The Maryland Department of the Environment is looking into “potential violations involving operations and procedures” related to a municipal waste incinerator at Fort Detrick, a state spokesman said this week.
MDE spokesman Jay Apperson declined to provide more specific details about what investigators are looking for. The action follows the discovery last year of elevated levels of cadmium that violated the incinerator’s state permit. The levels were recorded during a routine emissions test.
“It’s an active investigation,” Apperson said.
The state allows for 0.10 milligrams of cadmium per dry standard cubic meter. The incinerator in question — one of two municipal waste incinerators at the post — was emitting 0.189 mg/dscm, according to a letter dated Aug. 4 from MDE to Fort Detrick’s Environmental Management Office warning of the violation.
Fort Detrick spokesman Rob Sperling said in an email that post officials “will continue to work with our regulators as a course of our normal business.”
“We have no new information,” Sperling wrote.
The permit violation has been referred to the state Office of the Attorney General for possible enforcement action, Apperson said.

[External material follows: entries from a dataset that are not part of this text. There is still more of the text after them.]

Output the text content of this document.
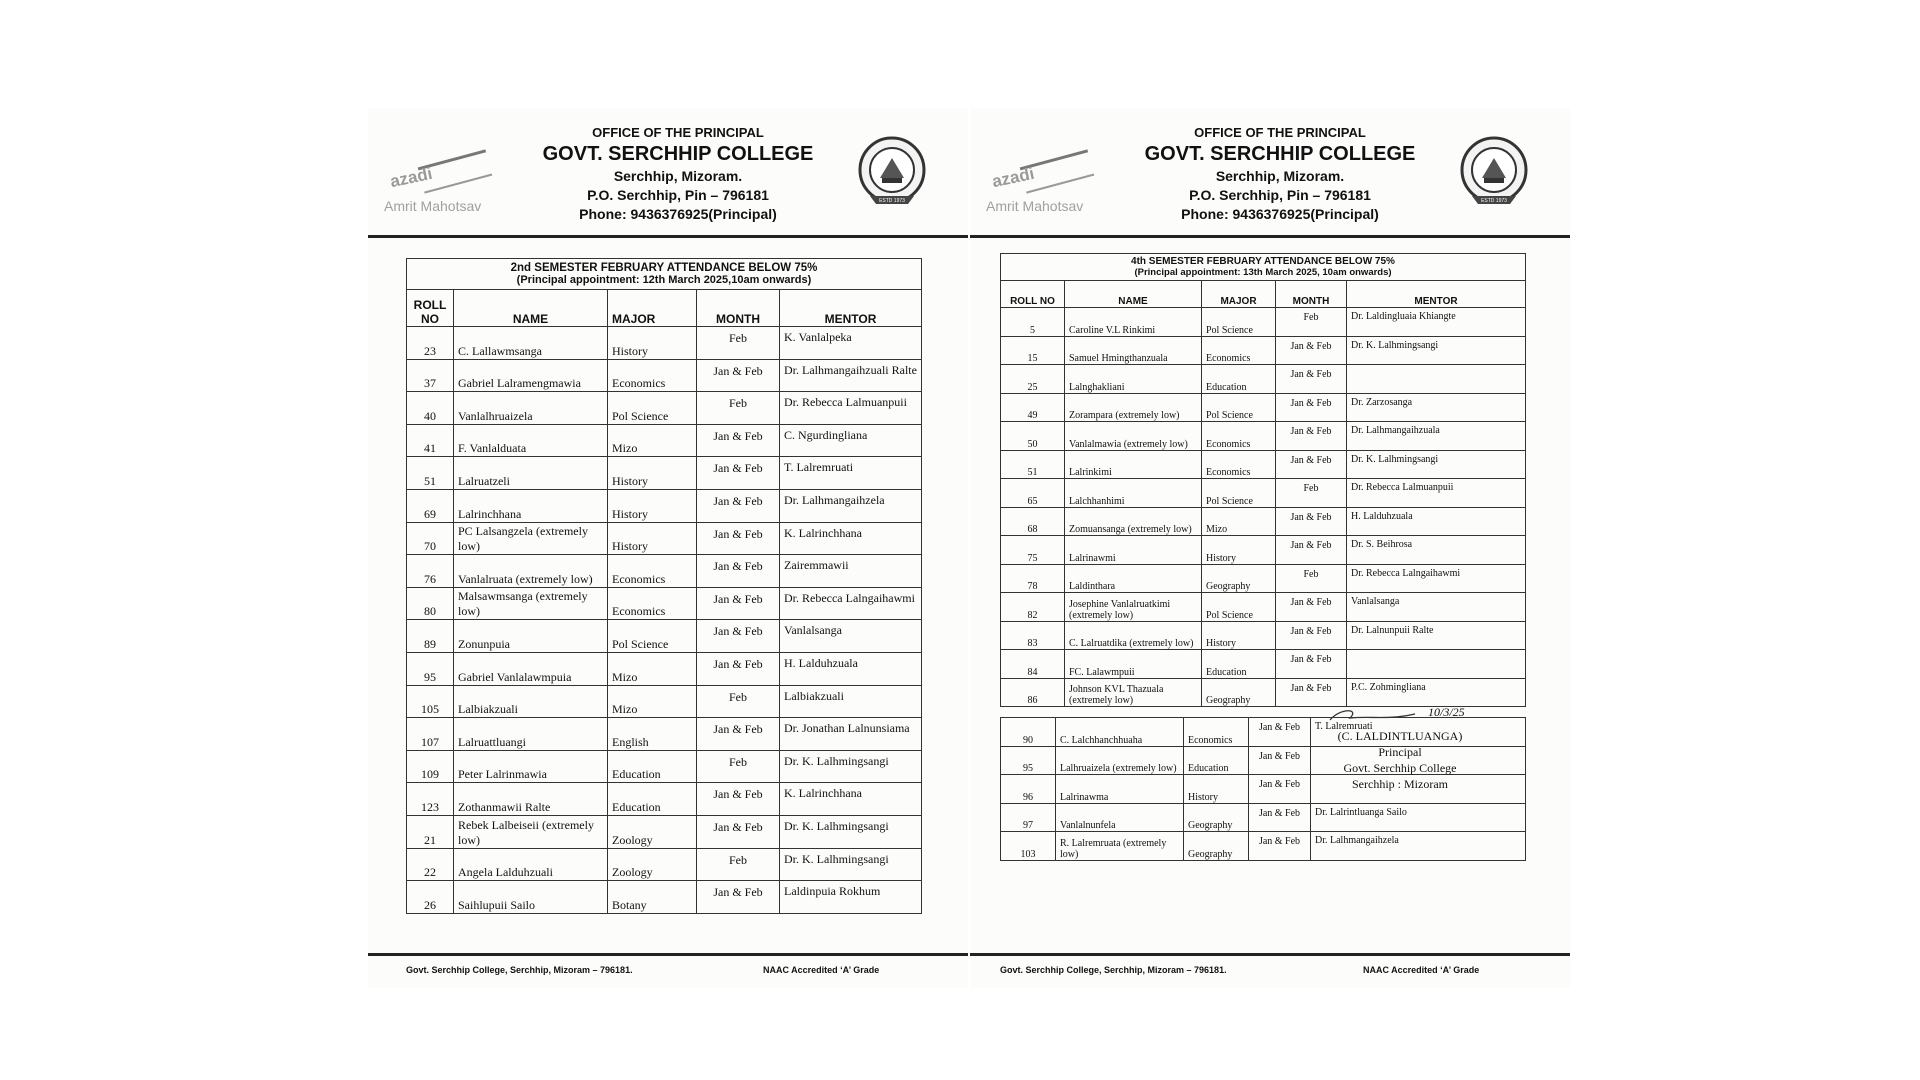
azadi
Amrit Mahotsav
OFFICE OF THE PRINCIPAL
GOVT. SERCHHIP COLLEGE
Serchhip, Mizoram.
P.O. Serchhip, Pin – 796181
Phone: 9436376925(Principal)
ESTD 1973
2nd SEMESTER FEBRUARY ATTENDANCE BELOW 75%
(Principal appointment: 12th March 2025,10am onwards)
ROLL NO	NAME	MAJOR	MONTH	MENTOR
23	C. Lallawmsanga	History	Feb	K. Vanlalpeka
37	Gabriel Lalramengmawia	Economics	Jan & Feb	Dr. Lalhmangaihzuali Ralte
40	Vanlalhruaizela	Pol Science	Feb	Dr. Rebecca Lalmuanpuii
41	F. Vanlalduata	Mizo	Jan & Feb	C. Ngurdingliana
51	Lalruatzeli	History	Jan & Feb	T. Lalremruati
69	Lalrinchhana	History	Jan & Feb	Dr. Lalhmangaihzela
70	PC Lalsangzela (extremely low)	History	Jan & Feb	K. Lalrinchhana
76	Vanlalruata (extremely low)	Economics	Jan & Feb	Zairemmawii
80	Malsawmsanga (extremely low)	Economics	Jan & Feb	Dr. Rebecca Lalngaihawmi
89	Zonunpuia	Pol Science	Jan & Feb	Vanlalsanga
95	Gabriel Vanlalawmpuia	Mizo	Jan & Feb	H. Lalduhzuala
105	Lalbiakzuali	Mizo	Feb	Lalbiakzuali
107	Lalruattluangi	English	Jan & Feb	Dr. Jonathan Lalnunsiama
109	Peter Lalrinmawia	Education	Feb	Dr. K. Lalhmingsangi
123	Zothanmawii Ralte	Education	Jan & Feb	K. Lalrinchhana
21	Rebek Lalbeiseii (extremely low)	Zoology	Jan & Feb	Dr. K. Lalhmingsangi
22	Angela Lalduhzuali	Zoology	Feb	Dr. K. Lalhmingsangi
26	Saihlupuii Sailo	Botany	Jan & Feb	Laldinpuia Rokhum
Govt. Serchhip College, Serchhip, Mizoram – 796181.	NAAC Accredited ‘A’ Grade
azadi
Amrit Mahotsav
OFFICE OF THE PRINCIPAL
GOVT. SERCHHIP COLLEGE
Serchhip, Mizoram.
P.O. Serchhip, Pin – 796181
Phone: 9436376925(Principal)
ESTD 1973
4th SEMESTER FEBRUARY ATTENDANCE BELOW 75%
(Principal appointment: 13th March 2025, 10am onwards)
ROLL NO	NAME	MAJOR	MONTH	MENTOR
5	Caroline V.L Rinkimi	Pol Science	Feb	Dr. Laldingluaia Khiangte
15	Samuel Hmingthanzuala	Economics	Jan & Feb	Dr. K. Lalhmingsangi
25	Lalnghakliani	Education	Jan & Feb	
49	Zorampara (extremely low)	Pol Science	Jan & Feb	Dr. Zarzosanga
50	Vanlalmawia (extremely low)	Economics	Jan & Feb	Dr. Lalhmangaihzuala
51	Lalrinkimi	Economics	Jan & Feb	Dr. K. Lalhmingsangi
65	Lalchhanhimi	Pol Science	Feb	Dr. Rebecca Lalmuanpuii
68	Zomuansanga (extremely low)	Mizo	Jan & Feb	H. Lalduhzuala
75	Lalrinawmi	History	Jan & Feb	Dr. S. Beihrosa
78	Laldinthara	Geography	Feb	Dr. Rebecca Lalngaihawmi
82	Josephine Vanlalruatkimi (extremely low)	Pol Science	Jan & Feb	Vanlalsanga
83	C. Lalruatdika (extremely low)	History	Jan & Feb	Dr. Lalnunpuii Ralte
84	FC. Lalawmpuii	Education	Jan & Feb	
86	Johnson KVL Thazuala (extremely low)	Geography	Jan & Feb	P.C. Zohmingliana
90	C. Lalchhanchhuaha	Economics	Jan & Feb	T. Lalremruati
95	Lalhruaizela (extremely low)	Education	Jan & Feb	
96	Lalrinawma	History	Jan & Feb	
97	Vanlalnunfela	Geography	Jan & Feb	Dr. Lalrintluanga Sailo
103	R. Lalremruata (extremely low)	Geography	Jan & Feb	Dr. Lalhmangaihzela
10/3/25
(C. LALDINTLUANGA)
Principal
Govt. Serchhip College
Serchhip : Mizoram
Govt. Serchhip College, Serchhip, Mizoram – 796181.	NAAC Accredited ‘A’ Grade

Cadmium is a carcinogen often found in industrial environments. It is also commonly used in batteries, which Detrick blamed as the likely culprit, according to a Sept. 1 letter from Chief Environmental Management Officer Robert Craig to MDE. Another test in September showed levels had returned to compliance, Apperson said.
An awareness campaign was launched last year after the elevated cadmium was discovered, reminding people on post about Fort Detrick’s recycling program and proper disposal practices for batteries and other waste products, Sperling wrote in an email.
The municipal waste incinerators at Fort Detrick are tested annually for particulate matter, carbon monoxide, hydrogen chloride, dioxin, lead, cadmium, mercury and sulfur dioxide, Apperson said. Two other incinerators at Fort Detrick handle medical waste and have different testing requirements. They have met emission standards on all tests, Apperson said.
Fort Detrick environmental lawyer Gary Zolyak said the post was last found in violation of four conditions of its operating permit about six years ago, but he did not know specific details. MDE officials may be reviewing the permit to ensure various conditions of it, including operating temperatures and combustion times, are not being violated, he said.
“The conditions of the permit are the nuts and bolts of how you operate,” Zolyak said.